[Aztlan] Apocalypto - Review?

Sam Edgerton Samuel.Y.Edgerton at williams.edu
Sat Dec 9 11:01:02 CST 2006


My wife and I too saw "Apocalypto" on national opening night yesterday - we 
could hardly wait! While it's a rip-roaring adventure and loaded with 
violence, I, particularly, didn't think it at all as objectionable as Julia 
found.   Yes, she is right that there are a lot of inaccuracies (but no 
more than in the usual Hollywood historical extravaganzas - remember highly 
touted "Gladiator"?), but I don't at all buy her interpretation of Gibson's 
supposed political "message." Indeed, I also read all the pre-previews in 
the NYTIMES, etc., that sought to reveal suspicious parallels between 
Gibson's pro-ultra-Catholicism, anti-Jewish bigotry, and premonitions of 
civilizational armaggedon.   Perhaps such hints are there, but to me they 
were too covert to take seriously.  The appearance at the very end of the 
movie of a long boat approaching the beach loaded with steel-helmeted 
Spanish conquistadors in the prow and one Franciscan-looking friar holding 
a cross way back in the stern, did not necessarily signal that Gibson was 
preaching that Christianity had at last arrived to save the the Maya from 
primitive savagery.
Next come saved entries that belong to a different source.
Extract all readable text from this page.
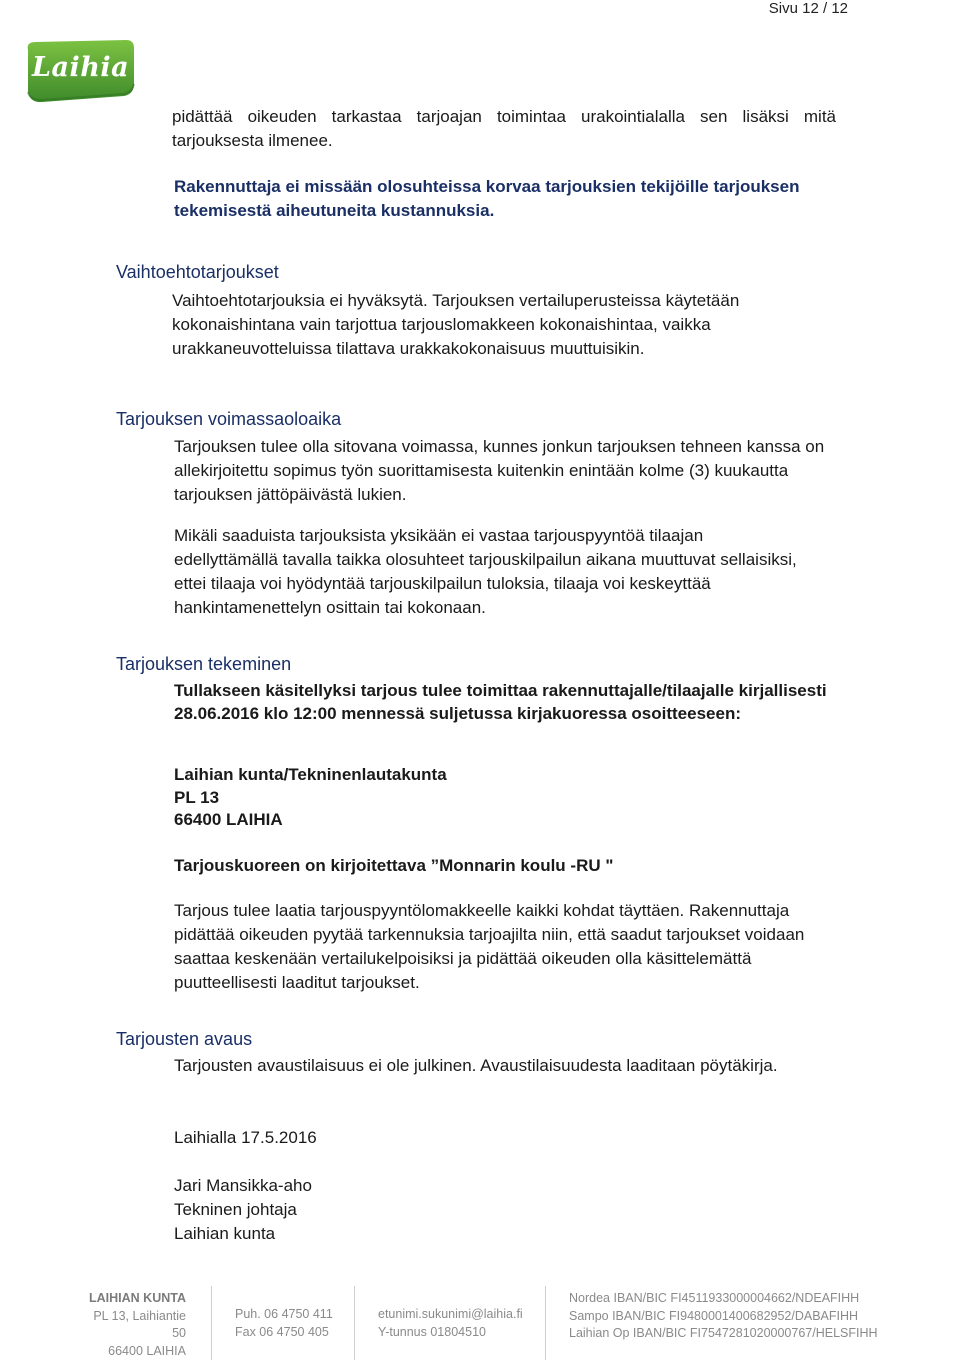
Sivu 12 / 12
Laihia

pidättää oikeuden tarkastaa tarjoajan toimintaa urakointialalla sen lisäksi mitä tarjouksesta ilmenee.

Rakennuttaja ei missään olosuhteissa korvaa tarjouksien tekijöille tarjouksen tekemisestä aiheutuneita kustannuksia.

Vaihtoehtotarjoukset

Vaihtoehtotarjouksia ei hyväksytä. Tarjouksen vertailuperusteissa käytetään kokonaishintana vain tarjottua tarjouslomakkeen kokonaishintaa, vaikka urakkaneuvotteluissa tilattava urakkakokonaisuus muuttuisikin.

Tarjouksen voimassaoloaika

Tarjouksen tulee olla sitovana voimassa, kunnes jonkun tarjouksen tehneen kanssa on allekirjoitettu sopimus työn suorittamisesta kuitenkin enintään kolme (3) kuukautta tarjouksen jättöpäivästä lukien.

Mikäli saaduista tarjouksista yksikään ei vastaa tarjouspyyntöä tilaajan edellyttämällä tavalla taikka olosuhteet tarjouskilpailun aikana muuttuvat sellaisiksi, ettei tilaaja voi hyödyntää tarjouskilpailun tuloksia, tilaaja voi keskeyttää hankintamenettelyn osittain tai kokonaan.

Tarjouksen tekeminen

Tullakseen käsitellyksi tarjous tulee toimittaa rakennuttajalle/tilaajalle kirjallisesti 28.06.2016 klo 12:00 mennessä suljetussa kirjakuoressa osoitteeseen:

Laihian kunta/Tekninenlautakunta
PL 13
66400 LAIHIA

Tarjouskuoreen on kirjoitettava ”Monnarin koulu -RU "

Tarjous tulee laatia tarjouspyyntölomakkeelle kaikki kohdat täyttäen. Rakennuttaja pidättää oikeuden pyytää tarkennuksia tarjoajilta niin, että saadut tarjoukset voidaan saattaa keskenään vertailukelpoisiksi ja pidättää oikeuden olla käsittelemättä puutteellisesti laaditut tarjoukset.

Tarjousten avaus

Tarjousten avaustilaisuus ei ole julkinen. Avaustilaisuudesta laaditaan pöytäkirja.

Laihialla 17.5.2016

Jari Mansikka-aho
Tekninen johtaja
Laihian kunta
LAIHIAN KUNTA
PL 13, Laihiantie 50
66400 LAIHIA
Puh. 06 4750 411
Fax 06 4750 405
etunimi.sukunimi@laihia.fi
Y-tunnus 01804510
Nordea IBAN/BIC FI4511933000004662/NDEAFIHH
Sampo IBAN/BIC FI9480001400682952/DABAFIHH
Laihian Op IBAN/BIC FI7547281020000767/HELSFIHH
In fact as Jaguar Paw and his attractive wife and baby 
children eye the strange galleons off shore, he simply says to her, "Let us 
return to the forest, and begin our life anew!" After their horrendous 
experiences that make up most of the film's story, that's a nice finish 
line  that simply reiterates the eternal human quest for peace and 
survival, and hardly implies some hidden Christian agenda. Sometimes such 
an innocent statement of hope, is just an innocent statement of 
hope!  However, it did strike me that Gibson's movie really isn't about the 
Maya at all, especially since it was filmed in Veracruz jungle and not the 
scrubby Yucatan. Had he labelled it a story of conflict between the 
Huastecs and Aztecs, it would have made more sense geographically, 
chronologically, and even ideologically.
  Sam Edgerton



At 08:37 AM 12/9/2006 -0600, you wrote:

>'Apocalypto' is an insult to Maya culture, one expert says
>An <Art> history professor explains where Mel Gibson got it very, very wrong
>By Chris Garcia
>AMERICAN-STATESMAN FILM WRITER
>Wednesday, December 06, 2006
>As we stagger out of a sneak peek of Mel Gibson's Maya historical thriller 
>"Apocalypto," Julia Guernsey is visibly shaken. She's upset and not a 
>little angry. She barely can contain her disgust, but she also can barely 
>speak. I'm a little worried. Guernsey is an assistant professor in the 
>Department of Art and Art History at the University of Texas. Given her 
>emphasis on pre-Columbian Mesoamerican art and culture, we invited 
>Guernsey along to the preview last week so she could illuminate where 
>Gibson got his history right and where he got it wrong.